We have, sum of angles of a triangle is 180°

In ∆PQR,

∠PQR + ∠QPR + ∠QRP = 180°

⇒ ∠PQR + ∠QPN + ∠QRN = 180°  [ ∵∠QPR = ∠QPN and ∠QRP = ∠QRN]

∠PQR + ∠PQR = 180°  [using Eq. (ii)]

⇒ 2∠PQR = 180°

⇒ ∠PQR = 90°

Hence proved.

12. Areas of two similar triangles are  36 cm²  and 100 cm²  . If the length of a side of the larger triangle is 20 cm, find the length of the corresponding side of the smaller triangle.

Solution

We have,

Area of smaller triangle = 36 cm²  

Area of larger triangle = 100 cm²  

And, length of a side of the larger triangle = 20 cm

Let length of the corresponding side of the smaller triangle = x cm

By property of area of similar triangles,

ar(larger triangle)/ar(smaller triangle) = (side of larger triangle)²/(side of smaller triangle)²  

⇒ 100/36 = 20²/x²  
⇒ x = 12 cm 

13. In the given fig., if ∠ACB = ∠CDA, AC = 8 cm and AD = 3 cm, find BD. 

Solution

We have,

AC = 8 cm,

AD = 3 cm

∠ACB = ∠CDA

In ∆ACD and ∆ABC,

∠A = ∠A  [Common angle]

∠ADC = ∠ACB  [Given]

So,

∆ADC ~ ∆ACB  [By AA similarity criterion]
AC/AD = AB/AC
⇒ 8/3 = AB/8 
⇒ AB = 64/3 cm 
Also, 
AB = BD + AD 
⇒ 64/3 = BD + 3 
⇒ BD = 55/3 cm 

14. A 15 meters high tower casts a shadow 24 meters long at a certain time and at the same time, a telephone pole casts a shadow 16 meters long. Find the height of the telephone pole.

Solution

Taking BC = 15 m be the tower and its shadow AB is 24 m.

Let ∠CAB = θ.

Again, let EF = h be a telephone pole and its shadow DE = 16 m.

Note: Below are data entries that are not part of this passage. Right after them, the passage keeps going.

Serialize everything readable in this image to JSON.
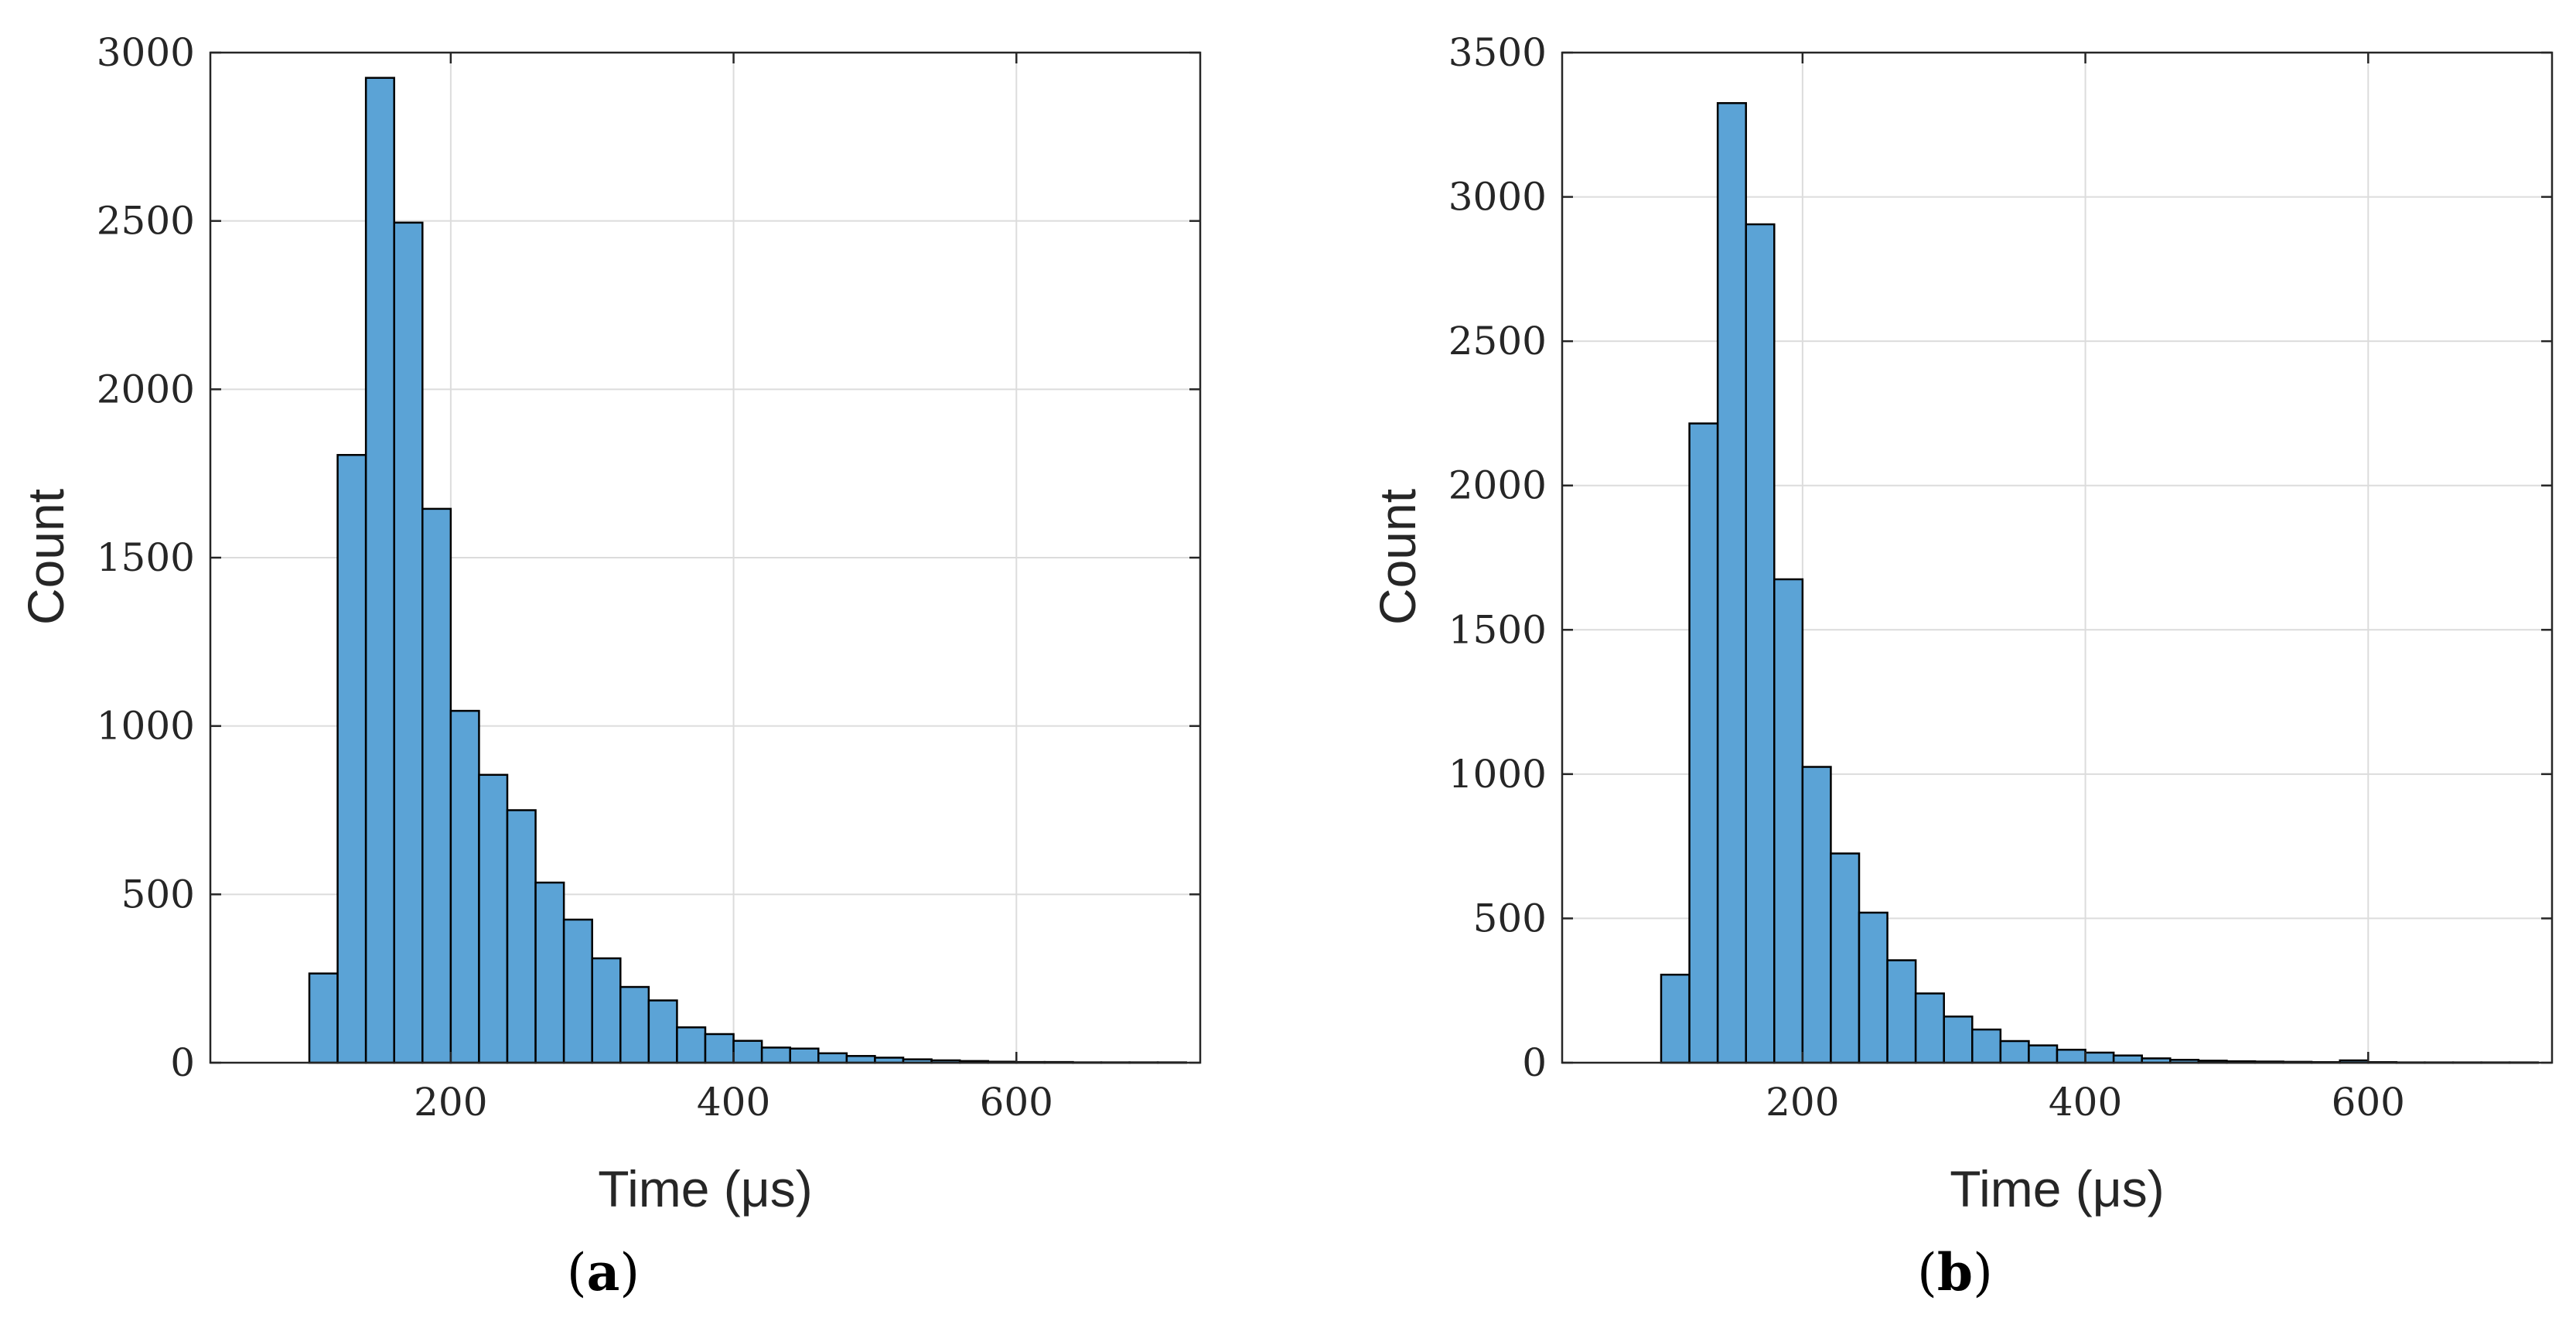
{
  "colors": {
    "bar_fill": "#5BA3D6",
    "bar_edge": "#000000",
    "grid": "#DCDCDC",
    "axis": "#262626"
  },
  "chart_data": [
    {
      "type": "bar",
      "panel_label": "a",
      "xlabel": "Time (μs)",
      "ylabel": "Count",
      "xlim": [
        30,
        730
      ],
      "ylim": [
        0,
        3000
      ],
      "xticks": [
        200,
        400,
        600
      ],
      "yticks": [
        0,
        500,
        1000,
        1500,
        2000,
        2500,
        3000
      ],
      "grid": true,
      "bin_edges": [
        100,
        120,
        140,
        160,
        180,
        200,
        220,
        240,
        260,
        280,
        300,
        320,
        340,
        360,
        380,
        400,
        420,
        440,
        460,
        480,
        500,
        520,
        540,
        560,
        580,
        600,
        620,
        640,
        660,
        680,
        700,
        720
      ],
      "values": [
        265,
        1805,
        2925,
        2495,
        1645,
        1045,
        855,
        750,
        535,
        425,
        310,
        225,
        185,
        105,
        85,
        65,
        45,
        42,
        28,
        20,
        15,
        10,
        7,
        5,
        3,
        2,
        2,
        1,
        1,
        1,
        1
      ]
    },
    {
      "type": "bar",
      "panel_label": "b",
      "xlabel": "Time (μs)",
      "ylabel": "Count",
      "xlim": [
        30,
        730
      ],
      "ylim": [
        0,
        3500
      ],
      "xticks": [
        200,
        400,
        600
      ],
      "yticks": [
        0,
        500,
        1000,
        1500,
        2000,
        2500,
        3000,
        3500
      ],
      "grid": true,
      "bin_edges": [
        100,
        120,
        140,
        160,
        180,
        200,
        220,
        240,
        260,
        280,
        300,
        320,
        340,
        360,
        380,
        400,
        420,
        440,
        460,
        480,
        500,
        520,
        540,
        560,
        580,
        600,
        620,
        640,
        660,
        680,
        700,
        720
      ],
      "values": [
        305,
        2215,
        3325,
        2905,
        1675,
        1025,
        725,
        520,
        355,
        240,
        160,
        115,
        75,
        60,
        45,
        35,
        25,
        15,
        10,
        7,
        5,
        4,
        3,
        2,
        8,
        2,
        1,
        1,
        1,
        1,
        1
      ]
    }
  ]
}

At the same time ∠EDF = θ.

∆ABC and ∆DEF both are right angled triangles.

In ∆ABC and ∆DEF

∠CAB = ∠EDF

∠B = ∠E
So by AA rule, 

∆ABC～∆DEF
AB/DE = BC/EF
⇒ 24/16 = 15/h
⇒ h = 10 
Hence, the height of the point on he wall where the top of the ladder reaches is 8 m. 

15. Foot of a 10 m long ladder leaning against a vertical wall is 6 m away from the base of the wall. Find the height of the point on the wall where the top of the ladder reaches.

Solution

Let AB be a vertical wall and AC = 10 m is a ladder.

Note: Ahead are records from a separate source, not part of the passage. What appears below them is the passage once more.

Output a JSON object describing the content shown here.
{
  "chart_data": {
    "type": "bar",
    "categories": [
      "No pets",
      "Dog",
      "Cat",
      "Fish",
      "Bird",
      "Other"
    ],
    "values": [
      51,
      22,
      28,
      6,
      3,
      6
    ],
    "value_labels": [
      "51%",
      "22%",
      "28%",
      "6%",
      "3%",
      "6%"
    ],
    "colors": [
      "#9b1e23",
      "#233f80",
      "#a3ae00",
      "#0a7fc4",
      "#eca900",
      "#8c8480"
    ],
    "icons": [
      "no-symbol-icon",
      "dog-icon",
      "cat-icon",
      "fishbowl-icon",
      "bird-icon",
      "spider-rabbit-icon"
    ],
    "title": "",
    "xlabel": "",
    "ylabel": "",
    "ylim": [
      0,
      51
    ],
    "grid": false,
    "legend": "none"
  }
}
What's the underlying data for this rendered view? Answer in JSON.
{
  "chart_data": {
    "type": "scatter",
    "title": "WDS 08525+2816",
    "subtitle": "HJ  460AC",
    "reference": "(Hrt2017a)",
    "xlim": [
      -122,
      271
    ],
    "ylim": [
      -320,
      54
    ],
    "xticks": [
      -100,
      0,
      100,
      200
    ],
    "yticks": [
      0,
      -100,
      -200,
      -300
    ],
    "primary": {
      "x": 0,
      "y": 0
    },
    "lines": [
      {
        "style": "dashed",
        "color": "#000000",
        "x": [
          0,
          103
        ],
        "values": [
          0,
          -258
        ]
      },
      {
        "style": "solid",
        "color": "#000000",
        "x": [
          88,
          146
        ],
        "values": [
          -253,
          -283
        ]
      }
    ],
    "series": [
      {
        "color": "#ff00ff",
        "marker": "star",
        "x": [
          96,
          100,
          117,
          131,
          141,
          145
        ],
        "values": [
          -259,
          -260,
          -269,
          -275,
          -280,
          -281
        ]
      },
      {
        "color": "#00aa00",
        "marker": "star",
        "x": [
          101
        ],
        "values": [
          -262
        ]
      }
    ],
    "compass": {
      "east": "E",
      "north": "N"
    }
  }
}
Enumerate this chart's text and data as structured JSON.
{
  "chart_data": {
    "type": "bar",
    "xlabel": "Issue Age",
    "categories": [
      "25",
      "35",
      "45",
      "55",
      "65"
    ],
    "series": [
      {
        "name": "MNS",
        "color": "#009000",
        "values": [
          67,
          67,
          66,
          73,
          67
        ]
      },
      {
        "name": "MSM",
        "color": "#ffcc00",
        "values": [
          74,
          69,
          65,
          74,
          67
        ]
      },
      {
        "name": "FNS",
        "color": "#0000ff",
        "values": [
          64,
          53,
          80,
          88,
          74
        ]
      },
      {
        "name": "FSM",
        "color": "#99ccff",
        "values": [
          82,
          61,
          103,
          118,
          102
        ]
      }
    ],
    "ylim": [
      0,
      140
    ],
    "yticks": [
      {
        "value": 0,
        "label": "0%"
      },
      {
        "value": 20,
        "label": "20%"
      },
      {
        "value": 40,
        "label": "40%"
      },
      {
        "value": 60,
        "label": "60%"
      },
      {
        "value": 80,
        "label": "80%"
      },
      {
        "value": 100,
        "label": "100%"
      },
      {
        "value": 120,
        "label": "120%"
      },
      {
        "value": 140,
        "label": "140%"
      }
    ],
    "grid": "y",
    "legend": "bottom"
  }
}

The top of the ladder reached to A and distance of ladder from the base of the wall BC is 6 m.
In right angled ∆ABC 
AC²  = AB²  + BC²  
⇒ (10)²  = AB²  + (6)²  
⇒ 100 = AB²  + 36 
⇒ AB²  = 100 - 36 = 64 
⇒ AB = 8 m 
Therefore, the height of the point on the wall where the top of  the ladder reaches is 8 m.